A Diagnosis is not a pilot, and we say this explicitly to clients who arrive expecting one. A Diagnosis is the engagement that decides which workflow is worth piloting, who would operate the pilot’s successor, what integration surface the production version would touch, and what the operational success criteria would be. It is the work that has to happen before a pilot is commissioned for the pilot to have a path to production.

For teams whose first pilot stalled, this is what they wish they had bought instead. The Diagnosis fee is small relative to the cost of a pilot that doesn’t reach production, and it is much smaller relative to the cost of a pilot that does reach production but turns out to have been the wrong workflow. We have done enough of these now to know that the workflow leadership initially proposes is the right workflow about half the time. The other half, the Diagnosis surfaces a different workflow that is more valuable, more tractable, or both, and the team is glad to have spent two weeks before committing six months.

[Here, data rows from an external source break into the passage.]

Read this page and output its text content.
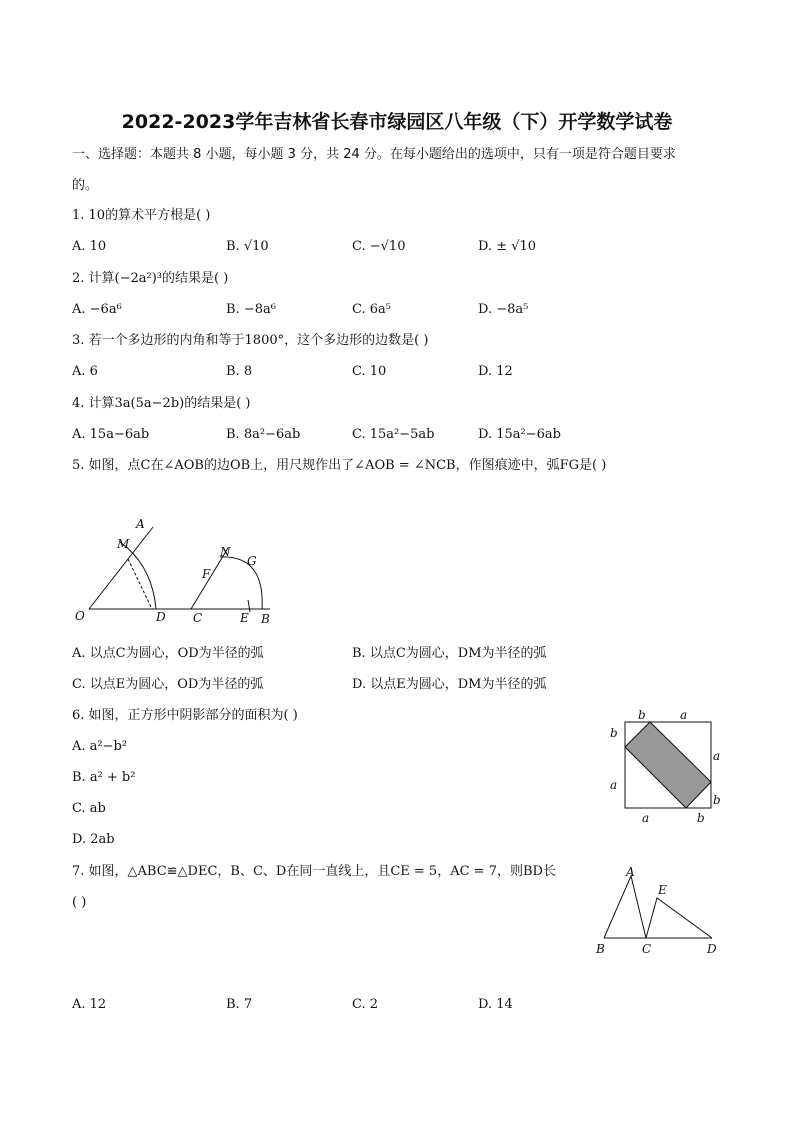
2022-2023学年吉林省长春市绿园区八年级（下）开学数学试卷
一、选择题：本题共 8 小题，每小题 3 分，共 24 分。在每小题给出的选项中，只有一项是符合题目要求
的。
1. 10的算术平方根是( )
A. 10	B. √10	C. −√10	D. ± √10
2. 计算(−2a²)³的结果是( )
A. −6a⁶	B. −8a⁶	C. 6a⁵	D. −8a⁵
3. 若一个多边形的内角和等于1800°，这个多边形的边数是( )
A. 6	B. 8	C. 10	D. 12
4. 计算3a(5a−2b)的结果是( )
A. 15a−6ab	B. 8a²−6ab	C. 15a²−5ab	D. 15a²−6ab
5. 如图，点C在∠AOB的边OB上，用尺规作出了∠AOB = ∠NCB，作图痕迹中，弧FG是( )
O
A
M
D C
N
G
F
E B
A. 以点C为圆心，OD为半径的弧	B. 以点C为圆心，DM为半径的弧
C. 以点E为圆心，OD为半径的弧	D. 以点E为圆心，DM为半径的弧
6. 如图，正方形中阴影部分的面积为( )
A. a²−b²
B. a² + b²
C. ab
D. 2ab
b	a
b
a
a
b
a	b
7. 如图，△ABC≌△DEC，B、C、D在同一直线上，且CE = 5，AC = 7，则BD长
( )
A
E
B	C	D
A. 12	B. 7	C. 2	D. 14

The teams who arrive having stalled on a previous pilot tend to be sceptical of starting over. They have already invested. The instinct to extract value from the previous work, even if the previous work was misdirected, is strong. Sometimes that’s the right move; we will tell you so if it is. More often the right move is to treat the previous pilot as evidence about your team and your operations rather than as a foundation, and to design the next attempt from scratch with the three questions above answered up front.

Pilots that never shipped are not failures. They are expensive learning. The question is whether the learning translates into a different shape for the next attempt. When it does, the second attempt usually reaches production. When it doesn’t, the team commissions another pilot that stalls in the same way, and another twelve months passes.

The technology is rarely the problem. It is almost always the shape of the engagement around the technology. Get that shape right and the pilot reaches production; get it wrong and the pilot is a demo, even if the demo was excellent.